Au plan de la justice sociale, beaucoup reste à faire. Les retentissants procès contre la corruption dont les résultats sont toujours attendus ne semblent pas avoir dissuadé les détournements de fonds publics au sein de l’appareil de l’Etat. Le Cameroun n’a d’ailleurs pas récupéré les milliers de milliards qui lui sont soustraits frauduleusement, (2000 milliards environ évaporés) mais paradoxalement, l’Etat a dépensé plusieurs milliards pour rechercher vainement l’argent détourné dans des cabinets opaques. Certains criminels clairement identifiés par le contrôle supérieur de l’Etat participent aux orgies du parti dominant et en appellent à la candidature de M. BIYA pour cacher leurs forfaits. Tout criminel doit être traduit devant la justice au lieu de narguer le peuple dans les médias d’Etat.
Les procès contre les crimes commis en plein monde ne donnent toujours pas le sentiment de pouvoir aboutir un jour au grand désarroi des familles…
Dans notre pays les pauvres sont toujours plus pauvres et ils ont toujours tort.

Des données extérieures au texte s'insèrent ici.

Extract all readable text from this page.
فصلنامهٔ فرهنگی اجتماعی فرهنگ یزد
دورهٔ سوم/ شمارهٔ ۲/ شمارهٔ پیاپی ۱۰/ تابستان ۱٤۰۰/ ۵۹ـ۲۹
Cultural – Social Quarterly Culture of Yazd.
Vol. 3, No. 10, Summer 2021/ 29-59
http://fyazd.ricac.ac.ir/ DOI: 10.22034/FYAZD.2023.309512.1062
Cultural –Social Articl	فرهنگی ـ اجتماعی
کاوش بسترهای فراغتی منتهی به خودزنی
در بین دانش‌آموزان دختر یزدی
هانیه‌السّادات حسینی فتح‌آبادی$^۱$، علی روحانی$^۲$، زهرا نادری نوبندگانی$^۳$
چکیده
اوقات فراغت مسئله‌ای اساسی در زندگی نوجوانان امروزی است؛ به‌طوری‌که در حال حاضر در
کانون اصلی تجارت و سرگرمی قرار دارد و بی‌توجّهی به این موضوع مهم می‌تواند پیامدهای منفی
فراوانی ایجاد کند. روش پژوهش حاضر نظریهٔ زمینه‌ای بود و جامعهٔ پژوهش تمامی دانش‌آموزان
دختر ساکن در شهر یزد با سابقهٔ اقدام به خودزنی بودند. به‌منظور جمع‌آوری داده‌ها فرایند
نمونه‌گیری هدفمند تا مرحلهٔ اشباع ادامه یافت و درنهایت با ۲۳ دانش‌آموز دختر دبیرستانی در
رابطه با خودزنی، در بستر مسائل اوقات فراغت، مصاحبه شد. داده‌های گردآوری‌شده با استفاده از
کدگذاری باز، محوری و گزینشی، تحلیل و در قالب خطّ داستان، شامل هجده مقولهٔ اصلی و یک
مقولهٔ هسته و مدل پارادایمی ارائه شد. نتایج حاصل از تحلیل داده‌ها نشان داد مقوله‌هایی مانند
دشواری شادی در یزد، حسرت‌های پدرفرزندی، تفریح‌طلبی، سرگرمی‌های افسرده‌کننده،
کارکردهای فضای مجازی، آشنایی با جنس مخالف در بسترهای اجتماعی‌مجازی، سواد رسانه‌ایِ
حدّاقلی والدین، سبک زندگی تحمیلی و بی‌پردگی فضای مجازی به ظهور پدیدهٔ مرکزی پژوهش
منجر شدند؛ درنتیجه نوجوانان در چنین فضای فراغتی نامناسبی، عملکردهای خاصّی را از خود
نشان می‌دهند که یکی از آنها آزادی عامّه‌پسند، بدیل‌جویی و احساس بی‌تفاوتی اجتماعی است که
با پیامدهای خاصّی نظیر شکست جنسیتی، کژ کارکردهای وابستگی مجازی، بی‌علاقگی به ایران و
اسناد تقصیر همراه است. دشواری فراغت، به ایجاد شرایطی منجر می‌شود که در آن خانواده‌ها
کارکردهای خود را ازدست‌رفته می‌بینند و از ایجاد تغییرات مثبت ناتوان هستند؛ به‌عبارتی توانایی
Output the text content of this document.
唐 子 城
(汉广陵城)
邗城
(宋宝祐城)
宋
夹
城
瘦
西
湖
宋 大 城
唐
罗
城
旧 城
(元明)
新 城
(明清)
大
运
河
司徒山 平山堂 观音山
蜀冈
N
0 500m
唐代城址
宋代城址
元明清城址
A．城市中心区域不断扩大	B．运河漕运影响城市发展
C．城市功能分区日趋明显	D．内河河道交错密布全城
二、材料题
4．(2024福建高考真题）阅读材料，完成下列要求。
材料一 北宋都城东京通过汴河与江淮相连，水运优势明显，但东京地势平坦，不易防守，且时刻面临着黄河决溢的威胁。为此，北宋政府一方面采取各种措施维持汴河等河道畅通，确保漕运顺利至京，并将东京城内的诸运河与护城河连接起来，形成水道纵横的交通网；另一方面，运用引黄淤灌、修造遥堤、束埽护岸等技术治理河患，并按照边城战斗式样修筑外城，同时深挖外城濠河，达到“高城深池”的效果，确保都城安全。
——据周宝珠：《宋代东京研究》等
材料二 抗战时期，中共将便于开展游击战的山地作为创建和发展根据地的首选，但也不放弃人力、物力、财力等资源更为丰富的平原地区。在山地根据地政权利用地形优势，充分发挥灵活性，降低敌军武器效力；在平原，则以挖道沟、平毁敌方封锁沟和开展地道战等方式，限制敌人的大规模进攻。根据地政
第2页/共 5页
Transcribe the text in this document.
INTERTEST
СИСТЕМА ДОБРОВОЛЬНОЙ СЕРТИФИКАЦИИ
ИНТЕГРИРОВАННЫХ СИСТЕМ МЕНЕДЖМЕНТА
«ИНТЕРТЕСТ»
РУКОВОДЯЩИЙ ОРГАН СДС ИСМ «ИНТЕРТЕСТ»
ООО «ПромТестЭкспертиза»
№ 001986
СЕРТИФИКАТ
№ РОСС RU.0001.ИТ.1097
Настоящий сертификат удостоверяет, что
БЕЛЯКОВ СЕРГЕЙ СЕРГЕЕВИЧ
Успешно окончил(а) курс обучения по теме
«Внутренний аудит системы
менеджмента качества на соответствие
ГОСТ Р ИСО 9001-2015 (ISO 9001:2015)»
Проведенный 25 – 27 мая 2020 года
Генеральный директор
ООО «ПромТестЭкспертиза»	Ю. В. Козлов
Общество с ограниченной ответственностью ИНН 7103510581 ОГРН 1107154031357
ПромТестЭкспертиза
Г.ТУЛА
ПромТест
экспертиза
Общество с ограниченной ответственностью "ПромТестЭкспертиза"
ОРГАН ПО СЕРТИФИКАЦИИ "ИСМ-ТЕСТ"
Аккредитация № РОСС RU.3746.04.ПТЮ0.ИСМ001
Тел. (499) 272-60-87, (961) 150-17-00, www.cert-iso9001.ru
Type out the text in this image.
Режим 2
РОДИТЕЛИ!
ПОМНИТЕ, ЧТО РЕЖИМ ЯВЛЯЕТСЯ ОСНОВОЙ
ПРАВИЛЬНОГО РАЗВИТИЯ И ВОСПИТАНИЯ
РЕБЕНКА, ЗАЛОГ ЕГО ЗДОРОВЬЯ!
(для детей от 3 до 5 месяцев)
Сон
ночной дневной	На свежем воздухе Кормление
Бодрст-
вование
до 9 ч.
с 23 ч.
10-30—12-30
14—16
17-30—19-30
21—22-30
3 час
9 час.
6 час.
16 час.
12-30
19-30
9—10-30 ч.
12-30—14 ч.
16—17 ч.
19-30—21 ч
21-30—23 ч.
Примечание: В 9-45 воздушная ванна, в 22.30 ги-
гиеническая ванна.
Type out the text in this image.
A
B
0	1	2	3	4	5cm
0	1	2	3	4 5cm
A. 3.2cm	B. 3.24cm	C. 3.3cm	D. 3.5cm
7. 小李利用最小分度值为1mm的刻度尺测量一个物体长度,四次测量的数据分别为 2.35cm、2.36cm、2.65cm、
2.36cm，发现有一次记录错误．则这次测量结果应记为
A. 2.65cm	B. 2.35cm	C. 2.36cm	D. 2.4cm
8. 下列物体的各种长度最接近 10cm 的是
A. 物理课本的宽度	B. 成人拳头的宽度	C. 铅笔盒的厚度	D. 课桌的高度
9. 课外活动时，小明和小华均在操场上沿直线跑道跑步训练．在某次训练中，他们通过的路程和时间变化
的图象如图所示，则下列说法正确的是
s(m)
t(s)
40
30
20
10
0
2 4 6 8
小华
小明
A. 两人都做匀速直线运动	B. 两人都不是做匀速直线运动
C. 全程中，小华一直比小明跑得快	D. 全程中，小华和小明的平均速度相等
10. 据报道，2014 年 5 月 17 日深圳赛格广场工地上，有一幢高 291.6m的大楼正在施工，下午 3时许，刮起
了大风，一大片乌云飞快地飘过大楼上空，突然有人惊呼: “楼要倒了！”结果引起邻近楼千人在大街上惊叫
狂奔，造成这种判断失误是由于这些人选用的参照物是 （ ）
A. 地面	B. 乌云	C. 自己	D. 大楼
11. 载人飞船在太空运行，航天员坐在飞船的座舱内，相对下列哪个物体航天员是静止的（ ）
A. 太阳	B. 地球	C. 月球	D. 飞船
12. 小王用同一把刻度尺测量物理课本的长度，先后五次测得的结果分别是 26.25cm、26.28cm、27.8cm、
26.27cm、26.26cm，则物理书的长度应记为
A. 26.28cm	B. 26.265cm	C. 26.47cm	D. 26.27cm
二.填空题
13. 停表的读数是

Les riches quant à eux sont toujours plus riches et ils ont toujours raison, et ce, malgré une interminable lutte que le gouvernement mène contre la pauvreté avec l’appui des bailleurs de fonds internationaux !
Il n’est pas socialement juste non plus dans un pays pauvre très endetté où les jeunes sont par millions au chômage, où les femmes meurent encore en couche, où les enfants s’asseyent à même le sol pour étudier, d’apprendre que des sommes monumentales sont dépensées pour des vacances dispendieuses alors qu’il manque les médicaments génériques dans les centres hospitaliers dits de référence.

Au plan économique, le Cameroun a de nouveau repris le chemin de l’endettement excessif dans les relations bilatérales et multilatérales depuis l’atteinte du point d’achèvement et de l’annulation d’une grande partie de notre dette extérieure.
L’abandon par certains bailleurs de fonds, de 3500 milliards de notre dette extérieure qui avait atteint 5000 Milliards en 2006, aurait dû ouvrir la voie à un investissement productif dans des secteurs de formations qualifiantes où l’emploi de la jeunesse camerounaise est assuré.
Or en 1 an, une nouvelle dette cumulée d’environ 1000 milliards, sans objectifs confirmés vient d’être consentie au Cameroun.
La pression fiscale sur les entreprises qui traversent péniblement les effets de la crise financière se poursuit malgré ces flux financiers nouveaux.

Si un endettement colossal du pays, notamment auprès de la Chine dont les opérateurs économiques livrent une forte concurrence au petit commerce local au lieu d’investir dans l’économie lourde peut servir au développement d’une économie compétitive du Cameroun n’est pas formellement négatif, le risque de laisser affaiblir considérablement les capacités de l’entrepreneuriat national au cours des années avenirs n’est pas encadré. Les intérêts d’une solide coopération qu’il faut développer avec les pays amis doivent être réciproquement bénéfiques. Les investissements de l’Etat dans le domaine énergétique restent faibles et ne concourent pas favorablement à une production industrielle de qualité qui peut permettre aux entreprises d’aborder une compétitivité sur le marché international. Les expériences de la Chine en matière des technologies de production de l’énergie solaire des plus fiables sur le marché international peut être un axe de coopération bénéfique.

Saisissons l’occasion de ces v ux pour adresser nos remerciements à nos partenaires traditionnels qui, à travers les aides et annulations de la dette accordées au Cameroun ont ouvert de nouvelles perspectives à nos populations.
Le Cameroun que nous rêvons doit moderniser ses relations avec nos fidèles et traditionnels soutiens, mais aussi s’ouvrir largement à une coopération diversifiée avec des amis nouveaux tels que les Etats-Unis, la Russie, l’Inde, le Brésil.
Un de nos v ux de 2010 parmi les plus chers est que les amis du Cameroun qui souhaitent un avenir serein et paisible à notre pays s’intéressent davantage à la transition en cours.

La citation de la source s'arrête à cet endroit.